Jiankui explained that Lulu and Nana were perfectly healthy and that he had edited their genes so that they were resistant to HIV and would be unable to contract the disease.

Gene surgery was performed when the twins were just a single cell to “close the door” to HIV, Jiankui explained in a video interview.

While the idea that you could eradicate genetic diseases and risk of infection is a noble one, the risks of editing and snipping around the human genome cannot be taken lightly, and Jiankui’s unethical practices which had been shrouded in secrecy to avoid discovery broke every rule in the book.

While working at the Southern University of Science and Technology (SUSTech), it’s believed that Jiankui privately funded the research project, hired a team of experts to carry out the work, and forged ethical review papers to recruit eight couples.
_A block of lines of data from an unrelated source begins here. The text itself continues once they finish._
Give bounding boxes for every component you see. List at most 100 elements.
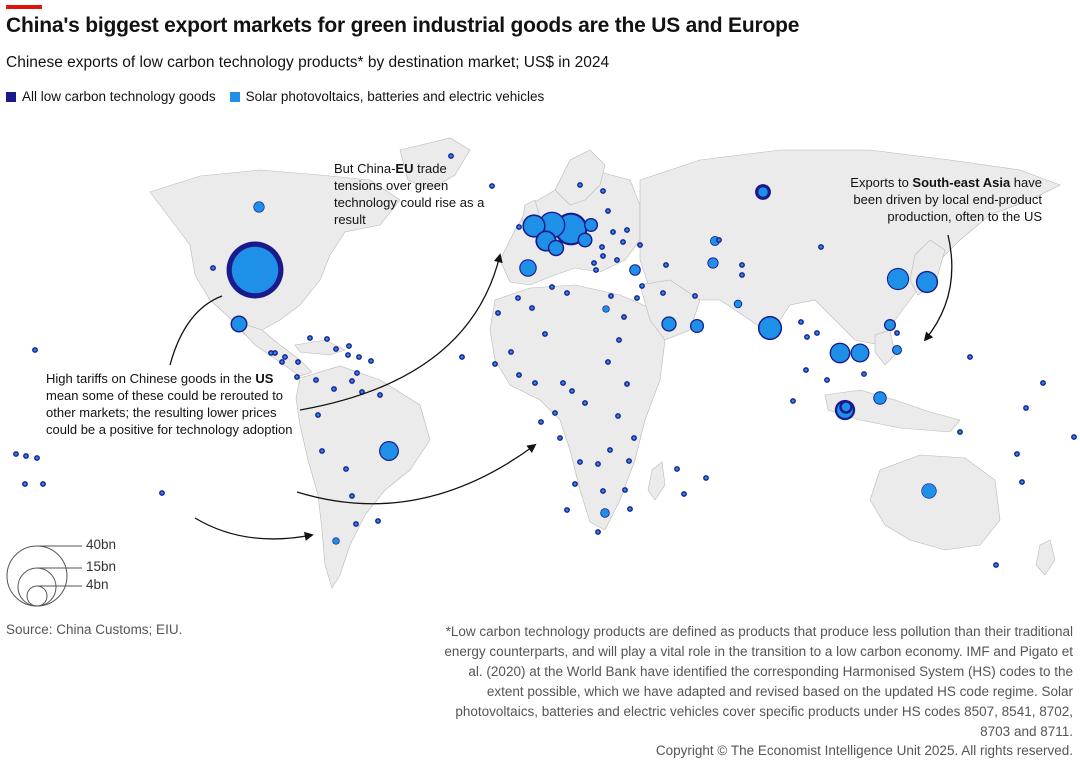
bubble-other-market [295, 359, 301, 365]
bubble-other-market [624, 381, 630, 387]
bubble-other-market [313, 377, 319, 383]
bubble-solar-ev-india [759, 317, 781, 339]
bubble-other-market [32, 347, 38, 353]
annotation-us-pre: High tariffs on Chinese goods in the [46, 371, 256, 386]
bubble-other-market [564, 507, 570, 513]
size-legend-label-40bn: 40bn [86, 537, 117, 552]
bubble-other-market [349, 493, 355, 499]
bubble-other-market [1014, 451, 1020, 457]
bubble-solar-ev-mexico [231, 316, 247, 332]
bubble-other-market [607, 447, 613, 453]
bubble-other-market [861, 371, 867, 377]
land-philippines [874, 329, 896, 366]
bubble-solar-ev-united-kingdom [523, 215, 545, 237]
bubble-other-market [23, 453, 29, 459]
bubble-solar-ev-poland [585, 219, 597, 231]
arrow-to-south-east-asia [923, 234, 953, 342]
bubble-other-market [13, 451, 19, 457]
land-scandinavia [554, 149, 606, 206]
land-madagascar [647, 461, 666, 501]
annotation-sea-bold: South-east Asia [912, 175, 1011, 190]
bubble-solar-ev-philippines [874, 392, 886, 404]
annotation-eu-post: trade tensions over green technology cou… [334, 161, 485, 227]
bubble-other-market [552, 410, 558, 416]
bubble-other-market [319, 448, 325, 454]
annotation-us-bold: US [255, 371, 274, 386]
bubble-other-market [354, 370, 360, 376]
size-legend-circle-15bn [17, 567, 57, 607]
bubble-solar-ev-canada [254, 202, 264, 212]
bubble-other-market [569, 388, 575, 394]
annotation-arrows [169, 234, 953, 541]
legend-label-all-goods: All low carbon technology goods [22, 89, 216, 104]
bubble-other-market [343, 466, 349, 472]
bubble-other-market [34, 455, 40, 461]
bubble-other-market [353, 521, 359, 527]
bubble-other-market [631, 435, 637, 441]
land-australia [869, 454, 1001, 551]
annotation-eu: But China-EU trade tensions over green t… [334, 160, 494, 228]
bubble-other-market [818, 244, 824, 250]
bubble-other-market [331, 386, 337, 392]
bubble-other-market [333, 346, 339, 352]
bubble-solar-ev-egypt [603, 306, 609, 312]
bubble-other-market [356, 354, 362, 360]
annotation-sea: Exports to South-east Asia have been dri… [834, 174, 1042, 225]
bubble-other-market [22, 481, 28, 487]
bubble-other-market [159, 490, 165, 496]
world-map [6, 137, 1077, 607]
bubble-other-market [639, 283, 645, 289]
bubble-solar-ev-united-states [231, 246, 279, 294]
bubble-other-market [804, 334, 810, 340]
bubble-other-market [560, 380, 566, 386]
bubble-other-market [624, 227, 630, 233]
bubble-other-market [627, 506, 633, 512]
bubble-solar-ev-south-korea [887, 268, 909, 290]
bubble-other-market [703, 475, 709, 481]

In each couple, the father was HIV-positive and the mother negative. So far Lulu and Nana are the only twins born from the experiments, but another couple is pregnant, according to the team investigating Jiankui and his research.

The university that Jiankui worked at has publicly condemned his actions and announced that the researcher was fired from his position at the school, according to the Daily Mail. Another report argued that Jiankui had only conducted the research for personal gain and notoriety.

Currently, Jiankui is under house arrest as the investigation into his work continues.